There were a lot of different eye doctors on the windy road to Anita Agarwol, who just happens to be the leading doctor in the search for answers concerning the pathology with a big name that pretty much just means "white dot" or "blind spot" syndrome.

Eventually I became friends with all of the different nurses. All of the technicians knew me, and Anita Agarwol and I exchanged pictures of our dogs.

We spent seven hours at a time taking pictures, looking at the pictures, putting in eye drops, injecting dyes into my arm veins, and wearing contacts with wires in them. Party time!

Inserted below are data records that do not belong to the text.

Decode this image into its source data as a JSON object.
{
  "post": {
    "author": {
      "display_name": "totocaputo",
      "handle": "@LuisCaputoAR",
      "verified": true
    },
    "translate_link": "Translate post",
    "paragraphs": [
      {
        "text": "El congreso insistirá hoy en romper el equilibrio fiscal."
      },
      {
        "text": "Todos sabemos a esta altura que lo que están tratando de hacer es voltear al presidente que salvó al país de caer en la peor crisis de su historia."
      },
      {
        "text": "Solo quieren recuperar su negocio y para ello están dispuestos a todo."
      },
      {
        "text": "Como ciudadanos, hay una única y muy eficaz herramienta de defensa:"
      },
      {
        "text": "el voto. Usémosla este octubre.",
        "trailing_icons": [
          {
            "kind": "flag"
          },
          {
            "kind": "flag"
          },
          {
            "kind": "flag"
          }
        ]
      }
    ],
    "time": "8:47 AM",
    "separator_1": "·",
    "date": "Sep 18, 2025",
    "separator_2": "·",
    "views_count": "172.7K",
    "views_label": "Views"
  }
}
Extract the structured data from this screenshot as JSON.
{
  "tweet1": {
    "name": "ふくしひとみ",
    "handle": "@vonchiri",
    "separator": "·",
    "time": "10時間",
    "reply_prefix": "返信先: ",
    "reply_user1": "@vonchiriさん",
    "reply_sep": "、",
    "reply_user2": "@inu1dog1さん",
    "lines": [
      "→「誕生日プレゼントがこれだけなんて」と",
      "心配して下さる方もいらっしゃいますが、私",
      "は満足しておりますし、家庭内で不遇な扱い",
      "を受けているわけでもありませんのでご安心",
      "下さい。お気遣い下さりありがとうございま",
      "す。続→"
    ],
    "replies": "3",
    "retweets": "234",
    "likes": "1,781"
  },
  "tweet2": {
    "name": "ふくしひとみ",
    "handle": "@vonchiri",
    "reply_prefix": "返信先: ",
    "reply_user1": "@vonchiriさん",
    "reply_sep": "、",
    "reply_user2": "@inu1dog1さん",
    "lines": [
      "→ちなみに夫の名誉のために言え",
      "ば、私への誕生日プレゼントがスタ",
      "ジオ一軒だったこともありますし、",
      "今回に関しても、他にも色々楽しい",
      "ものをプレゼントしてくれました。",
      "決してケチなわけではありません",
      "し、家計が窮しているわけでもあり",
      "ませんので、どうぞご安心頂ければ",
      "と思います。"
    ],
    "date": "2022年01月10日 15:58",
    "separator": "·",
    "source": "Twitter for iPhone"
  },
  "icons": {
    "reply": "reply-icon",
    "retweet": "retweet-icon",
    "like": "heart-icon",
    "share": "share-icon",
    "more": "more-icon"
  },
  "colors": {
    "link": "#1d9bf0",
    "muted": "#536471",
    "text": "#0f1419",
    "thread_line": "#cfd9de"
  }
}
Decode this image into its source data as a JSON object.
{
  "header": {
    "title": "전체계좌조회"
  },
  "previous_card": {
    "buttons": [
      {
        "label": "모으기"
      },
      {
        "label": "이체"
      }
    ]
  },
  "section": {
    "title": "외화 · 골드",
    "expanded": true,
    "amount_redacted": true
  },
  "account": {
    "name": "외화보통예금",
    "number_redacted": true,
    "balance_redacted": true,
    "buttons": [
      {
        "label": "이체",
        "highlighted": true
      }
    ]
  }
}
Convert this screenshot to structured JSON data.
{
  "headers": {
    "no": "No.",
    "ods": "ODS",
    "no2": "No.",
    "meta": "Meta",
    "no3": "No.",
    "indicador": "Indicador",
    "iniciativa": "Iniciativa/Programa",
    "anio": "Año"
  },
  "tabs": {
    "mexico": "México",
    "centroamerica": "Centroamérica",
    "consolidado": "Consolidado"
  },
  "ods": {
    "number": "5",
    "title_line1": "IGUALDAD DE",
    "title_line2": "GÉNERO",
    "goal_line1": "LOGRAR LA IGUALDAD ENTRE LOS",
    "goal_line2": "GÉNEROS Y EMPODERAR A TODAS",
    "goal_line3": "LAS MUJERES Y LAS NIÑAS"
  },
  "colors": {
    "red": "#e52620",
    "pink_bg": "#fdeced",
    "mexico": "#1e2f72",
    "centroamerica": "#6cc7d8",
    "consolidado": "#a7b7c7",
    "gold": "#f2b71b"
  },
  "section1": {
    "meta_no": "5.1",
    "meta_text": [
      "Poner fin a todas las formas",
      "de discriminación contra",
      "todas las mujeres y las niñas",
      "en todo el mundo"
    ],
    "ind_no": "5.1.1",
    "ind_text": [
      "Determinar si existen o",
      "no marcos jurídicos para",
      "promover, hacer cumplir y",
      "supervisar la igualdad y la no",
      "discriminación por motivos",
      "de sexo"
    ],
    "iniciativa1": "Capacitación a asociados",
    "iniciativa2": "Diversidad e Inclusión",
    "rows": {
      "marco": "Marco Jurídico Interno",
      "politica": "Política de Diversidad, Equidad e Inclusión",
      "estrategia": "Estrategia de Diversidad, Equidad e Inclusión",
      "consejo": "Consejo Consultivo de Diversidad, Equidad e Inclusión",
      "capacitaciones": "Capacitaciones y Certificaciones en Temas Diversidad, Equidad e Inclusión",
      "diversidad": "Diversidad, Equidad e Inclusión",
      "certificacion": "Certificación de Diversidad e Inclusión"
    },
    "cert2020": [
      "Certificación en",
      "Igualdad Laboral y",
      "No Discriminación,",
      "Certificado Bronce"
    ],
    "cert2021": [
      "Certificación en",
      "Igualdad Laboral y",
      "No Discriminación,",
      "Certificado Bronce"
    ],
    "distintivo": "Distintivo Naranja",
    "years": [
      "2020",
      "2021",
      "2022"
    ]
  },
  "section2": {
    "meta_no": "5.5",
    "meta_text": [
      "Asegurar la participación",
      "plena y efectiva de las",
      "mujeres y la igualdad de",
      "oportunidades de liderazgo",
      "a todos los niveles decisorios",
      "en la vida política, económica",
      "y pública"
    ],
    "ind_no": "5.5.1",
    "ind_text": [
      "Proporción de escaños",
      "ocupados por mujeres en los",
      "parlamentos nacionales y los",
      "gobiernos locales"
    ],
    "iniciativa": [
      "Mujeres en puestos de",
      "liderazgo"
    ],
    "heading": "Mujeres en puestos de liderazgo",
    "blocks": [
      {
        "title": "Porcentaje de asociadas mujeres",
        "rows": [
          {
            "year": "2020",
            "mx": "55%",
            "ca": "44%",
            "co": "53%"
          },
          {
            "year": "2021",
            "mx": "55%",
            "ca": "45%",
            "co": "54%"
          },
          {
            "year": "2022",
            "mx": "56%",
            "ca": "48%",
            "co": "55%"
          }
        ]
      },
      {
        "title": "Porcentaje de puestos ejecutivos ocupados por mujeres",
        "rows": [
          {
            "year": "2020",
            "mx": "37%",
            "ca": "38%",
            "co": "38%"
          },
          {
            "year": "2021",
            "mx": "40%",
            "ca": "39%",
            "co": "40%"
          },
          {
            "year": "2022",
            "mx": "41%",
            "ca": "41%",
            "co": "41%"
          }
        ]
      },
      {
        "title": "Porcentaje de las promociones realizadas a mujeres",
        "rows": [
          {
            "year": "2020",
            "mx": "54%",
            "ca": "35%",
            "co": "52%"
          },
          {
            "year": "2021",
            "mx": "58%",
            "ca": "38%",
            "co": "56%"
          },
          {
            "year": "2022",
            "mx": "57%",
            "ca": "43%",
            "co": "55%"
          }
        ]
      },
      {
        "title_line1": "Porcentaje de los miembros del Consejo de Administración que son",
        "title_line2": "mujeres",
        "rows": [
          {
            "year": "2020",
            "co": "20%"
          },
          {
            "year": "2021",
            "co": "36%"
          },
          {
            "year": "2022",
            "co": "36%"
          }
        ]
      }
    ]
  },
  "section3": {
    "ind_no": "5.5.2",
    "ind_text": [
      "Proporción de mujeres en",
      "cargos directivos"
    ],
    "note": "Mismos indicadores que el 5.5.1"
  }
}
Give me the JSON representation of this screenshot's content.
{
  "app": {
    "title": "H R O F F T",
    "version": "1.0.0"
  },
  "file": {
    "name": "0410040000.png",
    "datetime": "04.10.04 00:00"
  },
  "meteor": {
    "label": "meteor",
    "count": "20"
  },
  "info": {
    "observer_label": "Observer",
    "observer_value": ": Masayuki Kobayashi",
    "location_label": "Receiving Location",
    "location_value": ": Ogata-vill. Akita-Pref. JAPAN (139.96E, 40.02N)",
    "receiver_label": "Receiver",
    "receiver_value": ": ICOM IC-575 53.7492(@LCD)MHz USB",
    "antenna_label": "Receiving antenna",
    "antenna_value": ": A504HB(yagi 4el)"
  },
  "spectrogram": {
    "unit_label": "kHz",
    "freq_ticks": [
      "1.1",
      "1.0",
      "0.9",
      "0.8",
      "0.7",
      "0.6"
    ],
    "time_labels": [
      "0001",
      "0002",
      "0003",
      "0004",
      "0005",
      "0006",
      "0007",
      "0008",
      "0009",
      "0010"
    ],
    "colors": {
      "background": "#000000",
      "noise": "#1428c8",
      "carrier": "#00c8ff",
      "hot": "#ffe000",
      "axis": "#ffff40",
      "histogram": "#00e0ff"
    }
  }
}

Unfortunately, the blind spots grew, and my left one is bigger than the right, but as of now they're stable.)

"Then what must it like," you're all asking, "to have moved to one of the fastest moving cities in the world?"

It's an adventure.

Sometimes I bump into people that I just didn't see coming. Voices come from seemingly nowhere and sometimes I trip on trashcans that I just didn't see. Curbs are the worst and stairs are mean, but it's so completely doable. Also, the lights never go out, so the dark isn't a problem. I don't have to deal with driving in parking lots, so it's pretty much a breeze.

Last night at crew, my nightmare came true. I'm running sound for this play, which consisted of listening for "sound standby" and then "sound go", until it was discovered that the stage manager could be heard every time he opened his mouth. Then it became a series of hand signals. In the dark. Yeah. I don't think he understands how hit or miss this system is.

"It's good that I know this," my teacher said, putting away her chair. "I was going to tell you that you seem hesitant, but you obviously have a really good reason."

Now these blind spots aren't all bad. In an audition where the director is making me nervous? Sing my sixteen bars to the wall five and a half feet to his right. Poof! He's disappeared.

1 comment:

  1. Lol - Poof! Best trick ever! Also the perfect way to deal with what life has dealt you. Although, I think bumping into people you didn't see is not as strange as you might think... At least I hope not. Lol!
    Love reading your blog, glad you are having such a great time in New York! Love you!